NEC last week announced what it claims is the world's first host controller chip for USB 3.0 - aka SuperSpeed USB because of its 5Gb/s peak data-transfer rate.
Since the Universal Serial Bus isn't a peer-to-peer system - unlike Firewire, for instance - NEC's chip isn't enough to allow manufacturers to offer USB 3.0 peripherals yet, but once the part ships - it's due next month - they will be able to prepare SuperSpeed PC designs.
NEC reckons that after releasing small, 'sample' quantities of the chip in June, it'll ramp up production to significantly larger volumes in Q3, allowing computer makers to take those designs and put them on shop shelves. There may not be many - or even any - SuperSpeed peripherals to hook up to these machines.

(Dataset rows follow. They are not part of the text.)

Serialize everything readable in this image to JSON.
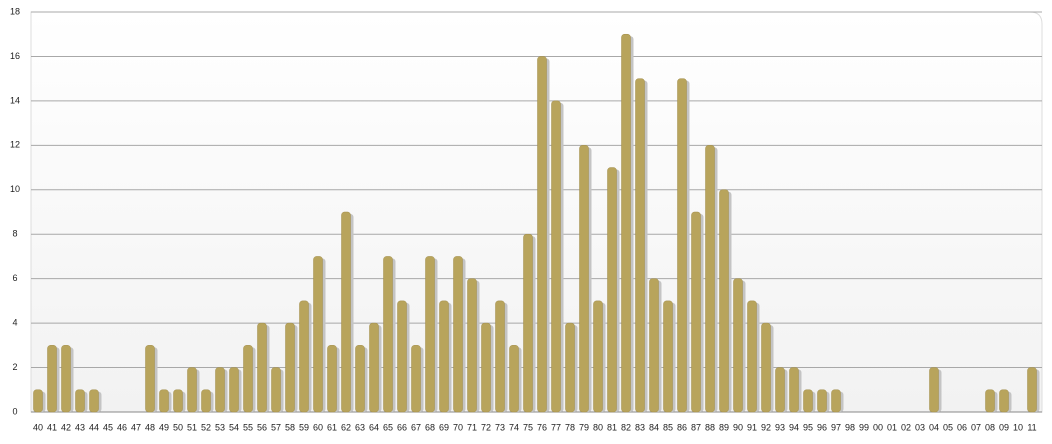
{
  "chart_data": {
    "type": "bar",
    "categories": [
      "40",
      "41",
      "42",
      "43",
      "44",
      "45",
      "46",
      "47",
      "48",
      "49",
      "50",
      "51",
      "52",
      "53",
      "54",
      "55",
      "56",
      "57",
      "58",
      "59",
      "60",
      "61",
      "62",
      "63",
      "64",
      "65",
      "66",
      "67",
      "68",
      "69",
      "70",
      "71",
      "72",
      "73",
      "74",
      "75",
      "76",
      "77",
      "78",
      "79",
      "80",
      "81",
      "82",
      "83",
      "84",
      "85",
      "86",
      "87",
      "88",
      "89",
      "90",
      "91",
      "92",
      "93",
      "94",
      "95",
      "96",
      "97",
      "98",
      "99",
      "00",
      "01",
      "02",
      "03",
      "04",
      "05",
      "06",
      "07",
      "08",
      "09",
      "10",
      "11"
    ],
    "values": [
      1,
      3,
      3,
      1,
      1,
      0,
      0,
      0,
      3,
      1,
      1,
      2,
      1,
      2,
      2,
      3,
      4,
      2,
      4,
      5,
      7,
      3,
      9,
      3,
      4,
      7,
      5,
      3,
      7,
      5,
      7,
      6,
      4,
      5,
      3,
      8,
      16,
      14,
      4,
      12,
      5,
      11,
      17,
      15,
      6,
      5,
      15,
      9,
      12,
      10,
      6,
      5,
      4,
      2,
      2,
      1,
      1,
      1,
      0,
      0,
      0,
      0,
      0,
      0,
      2,
      0,
      0,
      0,
      1,
      1,
      0,
      2
    ],
    "color": "#b8a45c",
    "ylim": [
      0,
      18
    ],
    "yticks": [
      0,
      2,
      4,
      6,
      8,
      10,
      12,
      14,
      16,
      18
    ],
    "grid": true
  }
}
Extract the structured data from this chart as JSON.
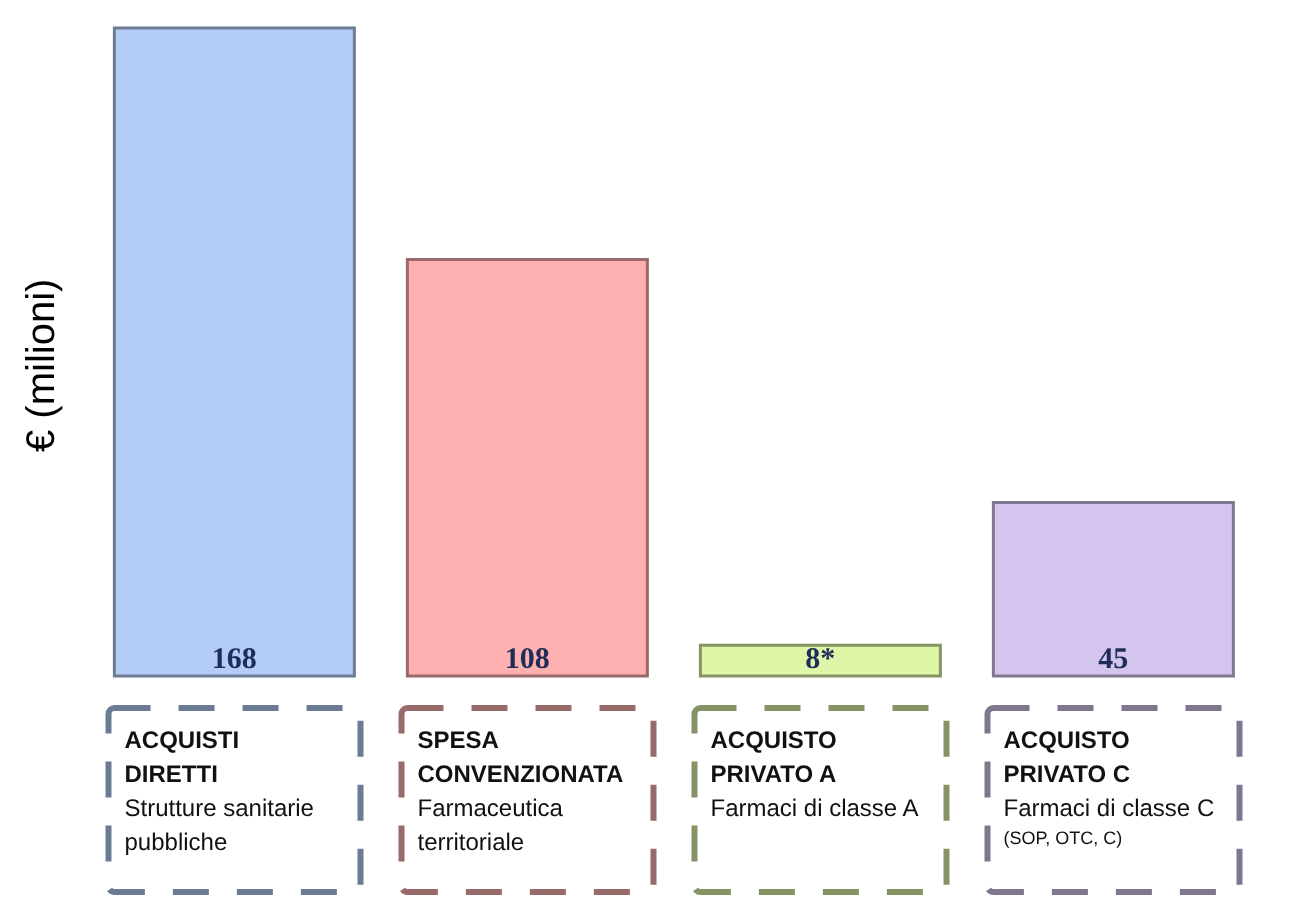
{
  "chart_data": {
    "type": "bar",
    "ylabel": "€ (milioni)",
    "categories": [
      "ACQUISTI DIRETTI\nStrutture sanitarie pubbliche",
      "SPESA CONVENZIONATA\nFarmaceutica territoriale",
      "ACQUISTO PRIVATO A\nFarmaci di classe A",
      "ACQUISTO PRIVATO C\nFarmaci di classe C\n(SOP, OTC, C)"
    ],
    "values": [
      168,
      108,
      8,
      45
    ],
    "colors": [
      "#b3cdf7",
      "#ffb0b0",
      "#dff5a8",
      "#d4c5ee"
    ],
    "value_labels": [
      "168",
      "108",
      "8*",
      "45"
    ],
    "grid": false,
    "legend": false
  }
}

Whether you dive in to USB 3.0 as soon as you can or wait until there are plenty of devices out there than can take advantage of it, the move from USB 2.0 to USB 3.0 should be as smooth as upgrading from USB 1.1 was.
But USB 3.0 is something of a departure from 2.0 from both technical and practical standpoints, and while the minds behind the new standard have made backward compatibility a cornerstone of their development efforts, USB 3.0 is not simply a higher-clocked USB 2.0.
USB 3.0's raison d'etre is to up data-transfer rates to ten times what USB 2.0 can manage, jumping from 480Mb/s to 5Gb/s, needed now we're throwing HD video files around. Error handling and the needs of the data-transfer protocol will reduce that some, just as it does with 2.0, but the new bus nonetheless justifies its 'SuperSpeed' moniker.
What goes into USB 3.0
Achieving that data rate has required some hardware changes. Skinny, unshielded cabling that's fine for USB 2.0 is out, replaced by shielded, multi-core wires-within-wires - Shielded Differential Pair, or SDP - cables, which will be thicker than those we're used to. Shielding is needed to cut out the electromagnetic interference that reduce the signal integrity and prevent the bus from achieving that 5Gb/s throughput. You simply can't do SuperSpeed over USB 2.0 cabling.
Adaptive equalisation circuitry in each device helps it all along. AE allows the state of the connection to be measured and the electrical signal altered to optimise data delivery over that particular physical connection, compensating for differing lengths of cable and different quality wiring.